Beobachtungen (und Schlußfolgerungen) über die letzen 5 bis 10 Jahre

  • Huhu liebe Kinder der Nacht.


    Ursprünglich war der Beitrag hier Gedankengeschwurbel im Tagebuch. Aber hm das hat sich dann derbe verselbstständigt das es wohl wert is (oder auch nicht) als eigener Beitrag im Forum zu stehen.
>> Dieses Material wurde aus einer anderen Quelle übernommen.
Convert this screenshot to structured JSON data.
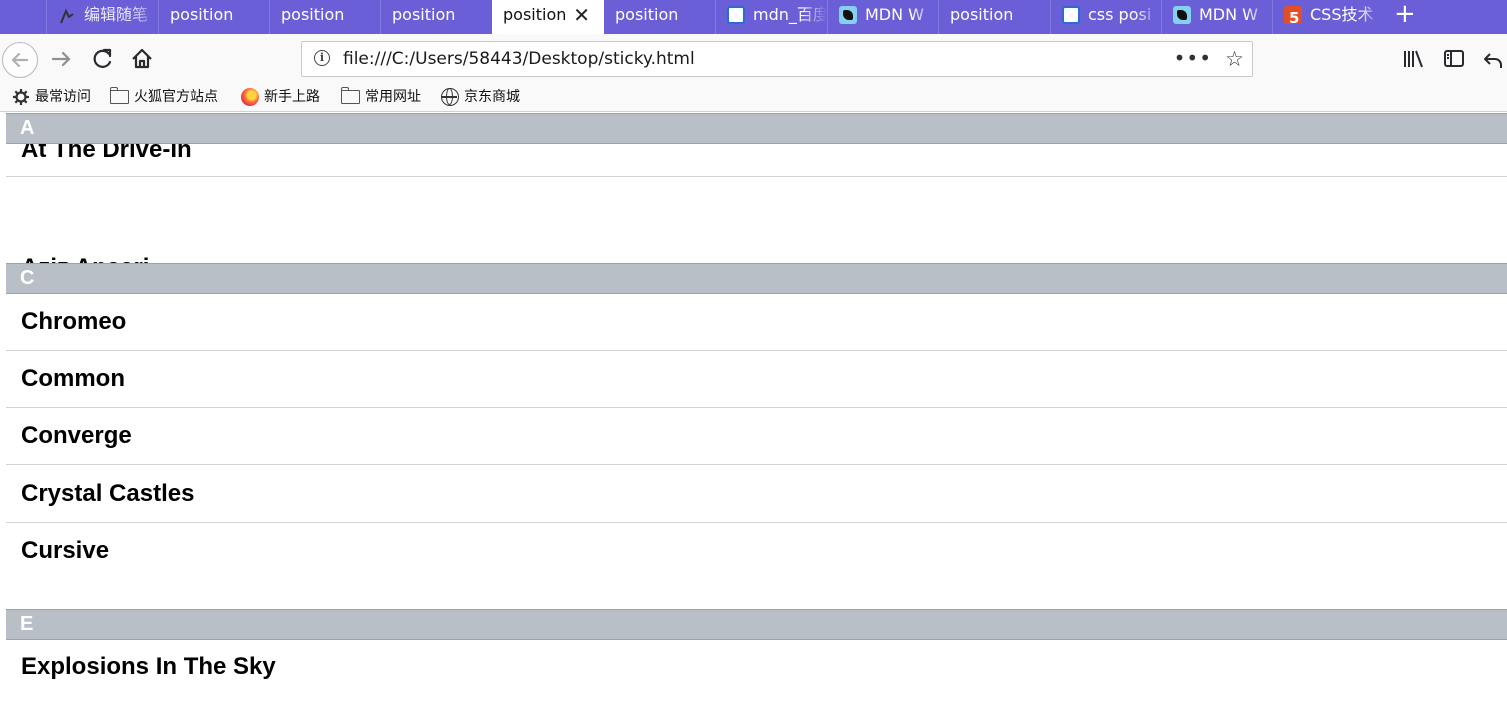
{
  "browser": {
    "tabs": [
      {
        "label": "编辑随笔",
        "favicon": "cnblogs-icon"
      },
      {
        "label": "position",
        "favicon": ""
      },
      {
        "label": "position",
        "favicon": ""
      },
      {
        "label": "position",
        "favicon": ""
      },
      {
        "label": "position",
        "favicon": "",
        "active": true
      },
      {
        "label": "position",
        "favicon": ""
      },
      {
        "label": "mdn_百度",
        "favicon": "baidu-icon"
      },
      {
        "label": "MDN W",
        "favicon": "mdn-icon"
      },
      {
        "label": "position",
        "favicon": ""
      },
      {
        "label": "css posi",
        "favicon": "baidu-icon"
      },
      {
        "label": "MDN W",
        "favicon": "mdn-icon"
      },
      {
        "label": "CSS技术",
        "favicon": "css5-icon"
      }
    ],
    "url": "file:///C:/Users/58443/Desktop/sticky.html",
    "page_actions_glyph": "•••",
    "bookmarks": [
      {
        "label": "最常访问",
        "icon": "gear-icon"
      },
      {
        "label": "火狐官方站点",
        "icon": "folder-icon"
      },
      {
        "label": "新手上路",
        "icon": "firefox-icon"
      },
      {
        "label": "常用网址",
        "icon": "folder-icon"
      },
      {
        "label": "京东商城",
        "icon": "globe-icon"
      }
    ],
    "colors": {
      "tabstrip": "#6a5fd6",
      "toolbar": "#f9f9fa"
    }
  },
  "page": {
    "sections": [
      {
        "letter": "A",
        "items": [
          "At The Drive-In",
          "Aziz Ansari"
        ]
      },
      {
        "letter": "C",
        "items": [
          "Chromeo",
          "Common",
          "Converge",
          "Crystal Castles",
          "Cursive"
        ]
      },
      {
        "letter": "E",
        "items": [
          "Explosions In The Sky"
        ]
      }
    ],
    "colors": {
      "section_header_bg": "#b8bfc6",
      "section_header_text": "#ffffff",
      "divider": "#d3d3d3"
    }
  }
}
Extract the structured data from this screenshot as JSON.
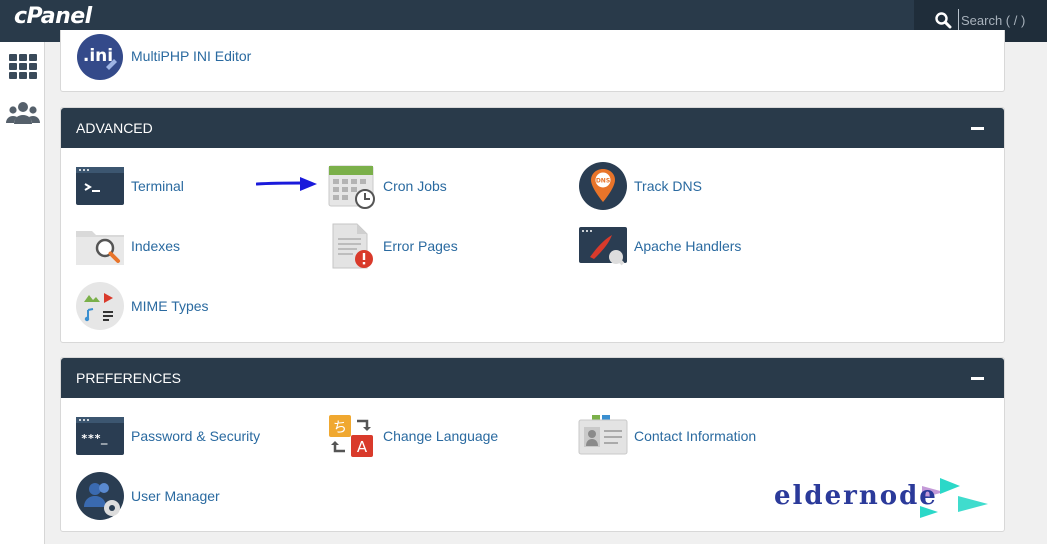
{
  "app": {
    "logo": "cPanel"
  },
  "search": {
    "placeholder": "Search ( / )"
  },
  "sidebar": {
    "items": [
      {
        "icon": "grid-icon"
      },
      {
        "icon": "users-icon"
      }
    ]
  },
  "top_item": {
    "label": "MultiPHP INI Editor",
    "icon": "ini-file-icon"
  },
  "advanced": {
    "title": "ADVANCED",
    "items": [
      {
        "label": "Terminal",
        "icon": "terminal-icon"
      },
      {
        "label": "Cron Jobs",
        "icon": "calendar-clock-icon"
      },
      {
        "label": "Track DNS",
        "icon": "dns-pin-icon"
      },
      {
        "label": "Indexes",
        "icon": "folder-search-icon"
      },
      {
        "label": "Error Pages",
        "icon": "error-page-icon"
      },
      {
        "label": "Apache Handlers",
        "icon": "apache-handler-icon"
      },
      {
        "label": "MIME Types",
        "icon": "media-types-icon"
      }
    ]
  },
  "preferences": {
    "title": "PREFERENCES",
    "items": [
      {
        "label": "Password & Security",
        "icon": "password-terminal-icon"
      },
      {
        "label": "Change Language",
        "icon": "language-icon"
      },
      {
        "label": "Contact Information",
        "icon": "contact-card-icon"
      },
      {
        "label": "User Manager",
        "icon": "user-manager-icon"
      }
    ]
  },
  "watermark": {
    "text": "eldernode"
  },
  "colors": {
    "topbar": "#293a4a",
    "link": "#2a6aa0",
    "accent_orange": "#e8742a",
    "annotation_arrow": "#1a1adb"
  }
}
Den Philosophie Teil des KDNs wollte ich aber nicht damit belästigen.... hm....




    lets go......







    Wenn man weg is is ma weg.
    Und das kann schneller passieren als man das Wort schnell sagen kann.


    Zu viele ..... sind abartige Kreaturen denen alles scheißegal ist, was die nicht betrifft. Man muß erbarmungslos gegen solche Wesen dagegen halten.


    Denn die feiern das Gegenteil von dem was Gemeinschaft sein sollte.


    Das schlimme is das 90% der ..... so drauf sind. Umso schöner ist, das es zum Bsp. liebe Kinder der Nacht gibt. Es hilft zu überleben. Das schwere dabei ist die Entfernung... es fehlt das direkte Umfeld.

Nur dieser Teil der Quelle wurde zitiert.